2.5. The narrated world

 

Although arguably the universe is one, each sentient being may be said to inhabit a second-degree universe of its own, a universe which amounts to a perspective on the first-degree universe.[1]  Each human being inhabits one of a multiplicity of possible worlds, one which is largely constructed by the culture he inhabits.  A culture is of course not homogeneous.  There are cultural layers, mixtures, shading from one into another.  We might picture the human psyche as a textual system, or rather as an intertextual system, where many narratives,  interpretive codes, norms and representations co-exist with one another, usually (but not necessarily always) in a hierarchical order.  Both the contents and the structure of this intertextual system vary from one individual to another, from a culture to another.  Contact between possible worlds is not an exclusively literary or fictional phenomenon: it is one of the basic communicative activities in "real" life.

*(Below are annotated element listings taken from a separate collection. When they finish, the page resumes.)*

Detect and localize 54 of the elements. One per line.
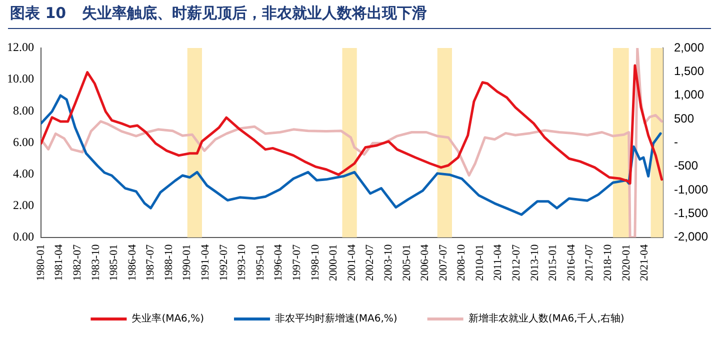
chart-title: 图表 10 失业率触底、时薪见顶后，非农就业人数将出现下滑 [10,4,427,23]
x-tick-label: 1997-07 [291,244,303,282]
x-tick-label: 2012-07 [510,244,523,282]
x-tick-label: 1988-10 [162,244,175,282]
x-tick-label: 2011-04 [492,244,504,281]
x-tick-label: 2016-04 [565,244,578,282]
x-tick-label: 1986-04 [126,244,138,282]
y-tick-label: 10.00 [7,72,34,86]
x-tick-label: 1982-07 [71,244,84,282]
x-tick-label: 1980-01 [34,244,47,282]
y-tick-label: 6.00 [13,134,34,149]
x-tick-label: 1993-10 [236,244,248,282]
x-tick-label: 2013-10 [528,244,541,282]
x-tick-label: 1987-07 [144,244,157,282]
x-tick-label: 1985-01 [108,244,120,282]
y2-tick-label: -500 [674,158,698,173]
y2-tick-label: 500 [674,111,694,126]
y2-tick-label: -1,000 [674,182,708,196]
x-tick-label: 2000-01 [328,244,340,282]
x-tick-label: 1992-07 [218,244,230,282]
x-tick-label: 2010-01 [474,244,486,282]
y-tick-label: 8.00 [13,103,34,118]
x-tick-label: 2008-10 [456,244,468,282]
y-tick-label: 0.00 [13,229,34,244]
y-tick-label: 4.00 [13,166,34,180]
y2-tick-label: 1,500 [674,64,704,78]
y2-tick-label: -2,000 [674,230,708,244]
legend-label: 失业率(MA6,%) [132,312,204,325]
x-tick-label: 2021-04 [638,244,651,282]
x-tick-label: 1990-01 [181,244,194,282]
x-tick-label: 2007-07 [437,244,450,282]
y-tick-label: 2.00 [13,198,34,212]
legend-label: 新增非农就业人数(MA6,千人,右轴) [468,312,624,325]
x-tick-label: 2020-01 [620,244,632,282]
x-tick-label: 1981-04 [53,244,66,282]
x-tick-label: 2006-04 [419,244,432,282]
y2-tick-label: - [674,134,678,149]
y2-tick-label: 2,000 [674,40,704,54]
x-tick-label: 1983-10 [90,244,102,282]
x-tick-label: 1996-04 [272,244,285,282]
x-tick-label: 2002-07 [364,244,376,282]
x-tick-label: 2003-10 [382,244,394,282]
legend-label: 非农平均时薪增速(MA6,%) [275,312,398,325]
y2-tick-label: 1,000 [674,88,704,102]
x-tick-label: 2015-01 [547,244,560,282]
x-tick-label: 1991-04 [200,244,212,282]
x-tick-label: 2017-07 [584,244,596,282]
y2-tick-label: -1,500 [674,206,708,220]
x-tick-label: 2018-10 [602,244,614,282]
x-tick-label: 2005-01 [400,244,413,282]
y-tick-label: 12.00 [7,40,34,54]
x-tick-label: 2001-04 [346,244,358,282]
x-tick-label: 1995-01 [254,244,266,282]
x-tick-label: 1998-10 [309,244,322,282]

            Any narrative constitues a narrated world which is different from the reader's world, a world the reader constructs from the words in the text.  The narrated world may be fictional or real, credible or fantastic, relatively close to the reader's world and experience or far from them. A fictional narrative builds a world which is ontologically autonomous.  It may share the characteristics of the world of the communicative partners (assuming they  share the same world) or it may deviate from the authorial or the reader's norm into fantasy.  It is clear from this definition that realism or fantasy are not just specific registers chosen by a text within a tradition . It also involves an implicit negotiation between the participants in the narrative act. 

            In principle, the laws of the possible world of the text, the fictional world, are assumed by the reader to coincide with the laws of his own possible ("real") world.  Any deviation is a cue for generic re-codifying of the text as fantastic in some degree or other. 

            In a narrative text, the reader's experience of this world is articulated through the experience of the characters: it is the world they live in, and the reader comes to know of the narrated world as the characters live and act in it.  The action takes place in the narrated world: it is a part of that world and the reader's main guideline through it. 

            It is clear, however, that a textual world need not be "narrated".  It may just be described, with no action to structure the text.  The descriptive element may also be dominant even if the text is a narrative one: descriptions may be loosely linked to the action and acquire an interest and value of their own.  We see therefore a continuous spectrum of texts, ranging from those with an exclusively narrative interest, with the descriptive element playing an ancillary role, to those which are primarily descriptive, the action being just a connecting thread between the descriptions.  The analyst must weigh the relationship between the narrative and the descriptive element in a text and determine the nature of their connection.

            The same applies to other textual elements which are neither narrative nor descriptive, but digressive or commentative.  We shall return later on to the role of commentary, since it is one of the functions of the narrative voice.  The relationship between action and description is different, since they are both characterisations of the narrated world from different perspectives: a temporal, dynamic one, and a spatial, static one. 

            So far we have assumed that a narrative refers just to one world.  But this need not be so: many novels could be described as depicting a complex system of worlds.  The possible articulations between these worlds are varied.  Nevertheless, the grammatical concepts of coordination and subordination may provide a helpful way of approaching the question.  A narrative may coordinate two different worlds if none of them is ontologically dependent on the other.  We shall have to take into account, nevertheless, the relationships of each of these worlds to the real world, to which both of them are subordinated.

            Any world, in its turn, may have further subordinate worlds. For instance, many narratives contain second-level fictional constructs, such as embedded narratives, which may refer to fictional worlds different from the first-level narrated world ‹ this happens, for instance, in those novels where characters invent fantastic stories, as in A. S. Byatt's Possession.  Narrated worlds may establish a variety of relationships.  There may be one main world (the most frequent case) to which the others are subordinated.  That is, the relations between narrated worlds tend to be unambigous and hierarchical ‹ which means, of course, that they can also be otherwise.  Worlds may also, for instance, alternate in two different narrative lines, without any priority being established between them. We shall deal further with such questions in our section on narrative status.  Let us only note that an alternance of narrative lines need not entail an alternace of worlds.  For instance, in Faulkner's The Wild Palms  there are two independent and alternating action lines which never meet on the level of action, but both take place in a realistically presented twentieth-century America.  And of course, they do meet at other levels (mythical or symbolic values). 

 

 



[1]          Cf. Leibniz, Monadology  § 57.